Wouldn’t it be nice if all brides and grooms took all of the advice that they pay wedding planners to give them and actually followed it? But they don’t, and it is always interesting to see who listens. Along with everything that a bride must do, there are a few things a bride certainly shouldn’t do on her wedding day.
Today is not the day to try out the new foundation you’ve picked up from MAC. Rather stick to your faithful beauty products, or take the professional makeup artist’s advice. Make sure you have a trial session with the makeup artist at least three weeks, but no more than 5 weeks, before your wedding.
Insider tip: Wear a white t-shirt when having your makeup trial session, that way you can see how the makeup looks against a pale colour and take a picture of yourself in daylight (with no flash) to see how it looks before you purchase anything.
New Shoes (or heels)
The last thing you want on the best day of your life is to wobble down the aisle or deal with blisters. Buy you shoes well in advance so that you have time to break them in for maximum comfort at the wedding. Or better yet, wear flats if your dress covers your shoes. Why? You run a lower risk of tripping, you will have the best height ratio and it’s different!
Insider tip: Blast your shoes with a hairdryer, as odd as that sounds, is a good way to make the shoes a little more comfortable and blister-proof for your big day. Before you go for anywhere near that plug, please make your shoes are heat resistant. We take no responsibility for melted wedding shoes!
Alcohol (Do not drink more thank you can handle)
A few glasses of bubbly is fine, in fact, it’s encouraged, but many brides tend to overdrink. Rather get one of your bridesmaids to remind you to drink lots of water in order to stay hydrated. The wedding day is a culmination of months of stress and nerves and it’s normal to want to down an entire bottle with your bridesmaids, but this is a recipe for disaster. A few things to consider before drinking: the In-Laws, the videographer and photographer, YouTube, memories and your dress.
Spill on Your Dress (anything that could stain)
Stay away from anything that could spoil your lovely wedding dress. From red wine, tomato sauce and pasta, to melted chocolate. Big no no. However, if you are going to indulge in messy food, be extremely cautious!
Whine and Complain (to guests)
Remember, you are the one who chose the caterer and the menu and-and-and. If the quality is not up to your standards, talk to the chef directly or assign your maid of honour to do so (quietly and in private). They want you to be happy and if you’re polite and do not try to humiliate them, they’ll do their best to make you happy. Avoid your guests badmouthing you.
Rudeness (Don’t be a bridezilla)
Indeed, it is your wedding and it is your day and you are the bride. That, however, doesn’t give you a license to be rude or inappropriate about anything with your family, friends or guests. In fact, if you misbehave, that will be the most memorable and talked about part of your entire wedding. Don’t embarrass yourself. You’ll be sorry.

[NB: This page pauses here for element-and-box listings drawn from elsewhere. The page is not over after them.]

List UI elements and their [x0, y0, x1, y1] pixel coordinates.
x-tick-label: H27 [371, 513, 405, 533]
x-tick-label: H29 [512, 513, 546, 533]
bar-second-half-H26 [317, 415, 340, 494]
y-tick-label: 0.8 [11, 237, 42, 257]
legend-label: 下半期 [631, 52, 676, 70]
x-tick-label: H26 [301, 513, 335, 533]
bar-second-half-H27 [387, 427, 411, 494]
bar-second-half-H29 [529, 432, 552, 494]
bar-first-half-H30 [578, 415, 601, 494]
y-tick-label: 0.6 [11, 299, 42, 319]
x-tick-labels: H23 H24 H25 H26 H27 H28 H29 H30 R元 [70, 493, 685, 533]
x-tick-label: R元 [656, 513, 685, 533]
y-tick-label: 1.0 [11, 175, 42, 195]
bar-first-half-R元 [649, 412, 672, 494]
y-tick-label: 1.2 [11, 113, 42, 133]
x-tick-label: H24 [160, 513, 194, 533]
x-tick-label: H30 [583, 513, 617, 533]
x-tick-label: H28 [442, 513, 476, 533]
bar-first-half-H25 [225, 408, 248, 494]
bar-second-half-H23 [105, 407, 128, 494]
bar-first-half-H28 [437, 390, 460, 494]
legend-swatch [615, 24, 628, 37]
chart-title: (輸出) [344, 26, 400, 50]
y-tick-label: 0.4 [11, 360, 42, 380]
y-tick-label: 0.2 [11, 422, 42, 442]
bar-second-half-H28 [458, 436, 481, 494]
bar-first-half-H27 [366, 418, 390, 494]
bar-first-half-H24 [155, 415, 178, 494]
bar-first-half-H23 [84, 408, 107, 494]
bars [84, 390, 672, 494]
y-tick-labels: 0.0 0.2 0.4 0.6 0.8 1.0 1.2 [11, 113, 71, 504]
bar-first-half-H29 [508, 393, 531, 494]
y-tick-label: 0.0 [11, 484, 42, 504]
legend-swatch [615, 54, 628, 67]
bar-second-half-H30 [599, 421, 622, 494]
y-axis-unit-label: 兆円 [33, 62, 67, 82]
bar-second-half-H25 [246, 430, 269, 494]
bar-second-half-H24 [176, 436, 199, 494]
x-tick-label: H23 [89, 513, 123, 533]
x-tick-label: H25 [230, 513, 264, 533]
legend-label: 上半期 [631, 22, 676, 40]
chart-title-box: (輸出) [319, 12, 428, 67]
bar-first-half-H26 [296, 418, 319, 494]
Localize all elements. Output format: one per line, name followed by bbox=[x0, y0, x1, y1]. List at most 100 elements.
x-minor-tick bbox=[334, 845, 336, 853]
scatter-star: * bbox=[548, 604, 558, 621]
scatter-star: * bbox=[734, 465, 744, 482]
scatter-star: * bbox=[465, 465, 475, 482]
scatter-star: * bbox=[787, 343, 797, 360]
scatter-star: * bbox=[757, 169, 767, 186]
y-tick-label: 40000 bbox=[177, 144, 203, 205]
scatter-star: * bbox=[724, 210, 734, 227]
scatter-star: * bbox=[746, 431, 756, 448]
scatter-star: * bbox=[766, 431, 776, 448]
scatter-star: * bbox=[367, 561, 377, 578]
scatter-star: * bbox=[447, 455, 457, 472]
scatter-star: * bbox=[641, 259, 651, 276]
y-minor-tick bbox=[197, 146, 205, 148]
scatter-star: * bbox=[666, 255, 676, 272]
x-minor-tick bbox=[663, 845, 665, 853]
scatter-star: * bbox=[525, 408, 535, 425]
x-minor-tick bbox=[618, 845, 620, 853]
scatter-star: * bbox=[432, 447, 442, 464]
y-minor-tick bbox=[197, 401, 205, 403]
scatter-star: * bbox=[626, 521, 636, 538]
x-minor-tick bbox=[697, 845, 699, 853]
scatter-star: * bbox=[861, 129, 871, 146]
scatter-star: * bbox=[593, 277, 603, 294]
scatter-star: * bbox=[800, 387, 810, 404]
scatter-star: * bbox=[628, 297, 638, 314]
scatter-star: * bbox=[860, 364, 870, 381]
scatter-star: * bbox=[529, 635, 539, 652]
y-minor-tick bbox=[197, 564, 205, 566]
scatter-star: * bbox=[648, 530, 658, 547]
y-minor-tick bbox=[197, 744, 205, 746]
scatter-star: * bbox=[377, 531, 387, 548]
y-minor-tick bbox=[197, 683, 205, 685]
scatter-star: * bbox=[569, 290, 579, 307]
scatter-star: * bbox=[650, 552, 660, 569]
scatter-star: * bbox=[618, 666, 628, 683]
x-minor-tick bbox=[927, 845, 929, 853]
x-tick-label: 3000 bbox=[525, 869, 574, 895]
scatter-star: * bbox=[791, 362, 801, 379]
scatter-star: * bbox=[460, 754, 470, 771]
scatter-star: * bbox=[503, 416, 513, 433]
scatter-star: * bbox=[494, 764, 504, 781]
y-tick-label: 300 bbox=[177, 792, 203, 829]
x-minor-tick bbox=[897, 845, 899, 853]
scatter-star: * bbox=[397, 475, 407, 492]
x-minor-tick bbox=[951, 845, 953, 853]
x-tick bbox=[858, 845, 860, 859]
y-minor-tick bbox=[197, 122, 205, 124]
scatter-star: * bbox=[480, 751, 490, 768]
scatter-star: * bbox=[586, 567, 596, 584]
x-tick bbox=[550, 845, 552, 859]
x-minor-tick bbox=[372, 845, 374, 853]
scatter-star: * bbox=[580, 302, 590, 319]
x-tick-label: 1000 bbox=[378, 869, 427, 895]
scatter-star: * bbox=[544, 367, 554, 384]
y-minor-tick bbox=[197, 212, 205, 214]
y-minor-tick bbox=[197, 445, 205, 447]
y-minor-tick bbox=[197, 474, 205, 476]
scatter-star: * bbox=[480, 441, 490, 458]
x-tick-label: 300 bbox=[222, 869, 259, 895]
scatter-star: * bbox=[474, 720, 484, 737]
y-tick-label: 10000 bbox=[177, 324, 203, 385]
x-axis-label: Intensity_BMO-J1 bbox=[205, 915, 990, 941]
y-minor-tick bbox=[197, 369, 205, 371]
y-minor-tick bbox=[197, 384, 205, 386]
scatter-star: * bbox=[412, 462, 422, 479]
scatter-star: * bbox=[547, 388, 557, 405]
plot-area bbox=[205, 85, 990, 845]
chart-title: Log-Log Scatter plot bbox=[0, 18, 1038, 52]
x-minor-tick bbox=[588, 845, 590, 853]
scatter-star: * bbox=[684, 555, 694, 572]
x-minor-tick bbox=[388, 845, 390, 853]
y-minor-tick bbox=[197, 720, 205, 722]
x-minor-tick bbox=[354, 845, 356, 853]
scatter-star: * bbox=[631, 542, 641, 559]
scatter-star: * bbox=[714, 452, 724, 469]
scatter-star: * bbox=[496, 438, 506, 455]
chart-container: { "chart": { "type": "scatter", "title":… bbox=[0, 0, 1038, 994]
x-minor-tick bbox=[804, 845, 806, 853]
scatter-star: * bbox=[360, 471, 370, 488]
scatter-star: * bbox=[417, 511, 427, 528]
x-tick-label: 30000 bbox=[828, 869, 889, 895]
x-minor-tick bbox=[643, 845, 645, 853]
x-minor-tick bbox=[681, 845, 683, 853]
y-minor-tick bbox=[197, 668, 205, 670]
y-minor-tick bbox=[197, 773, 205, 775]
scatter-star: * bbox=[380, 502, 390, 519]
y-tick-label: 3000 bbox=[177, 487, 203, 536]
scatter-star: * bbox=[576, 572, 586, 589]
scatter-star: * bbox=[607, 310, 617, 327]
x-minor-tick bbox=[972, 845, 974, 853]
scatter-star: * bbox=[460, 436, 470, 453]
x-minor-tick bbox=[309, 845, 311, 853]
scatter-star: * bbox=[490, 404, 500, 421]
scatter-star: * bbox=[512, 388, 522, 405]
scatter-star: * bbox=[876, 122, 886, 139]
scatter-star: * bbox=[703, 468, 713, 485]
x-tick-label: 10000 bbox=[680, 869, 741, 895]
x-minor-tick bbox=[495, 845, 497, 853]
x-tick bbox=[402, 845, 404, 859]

Save the tricky lingerie for the honeymoon. You are going to need to use the bathroom at some point on the wedding day and it is going to be a mission and a half to use the toilet with your Disney princess gown. Why add extra hassle by wearing complicated, fancy, Rubix cube lingerie that takes five bridesmaids and a chainsaw to remove? Simplicity is key.
Not Acknowledging Your Guests
As silly as it seems, you need to ensure that you greet your guests. In most cases the bride and groom will stand at the end of a receiving line after the ceremony, this ensures the couple can greet all of their guests. However, if you want to skip straight to the reception, then consider making the rounds while guests are seated at their tables. However you decide to do it, try your best to greet everyone and thank them for coming. This is especially important for your out-of-town guests, let them know you appreciate them making the trip to be there on your big day.
Glueing to Your Phone
In as much as you would want to capture your precious moments, there is a reason why you are paying the photographer. Avoid high-maintenance guests calling you for unnecessary last minute queries and do not over commit. By having a team to worry about everything else on the big day, you will be present in the moment on your special day. Phones away, let the good times roll.
It is interesting how some brides and grooms skip registering for gifts in hopes of getting cash gifts. It’s extremely bad etiquette if a guest wishes to give you a money-based gift they will. It’s great if people offer money, but asking for it makes you look greedy. Accept any present with thanks and grace, even if it wasn’t on the registry.
In the midst of all of the fun and celebration, be sure to take a few moments to look over at the person you’re pledging your life to and reflect on the amazing journey that lies ahead of you both – remember the reason you are there.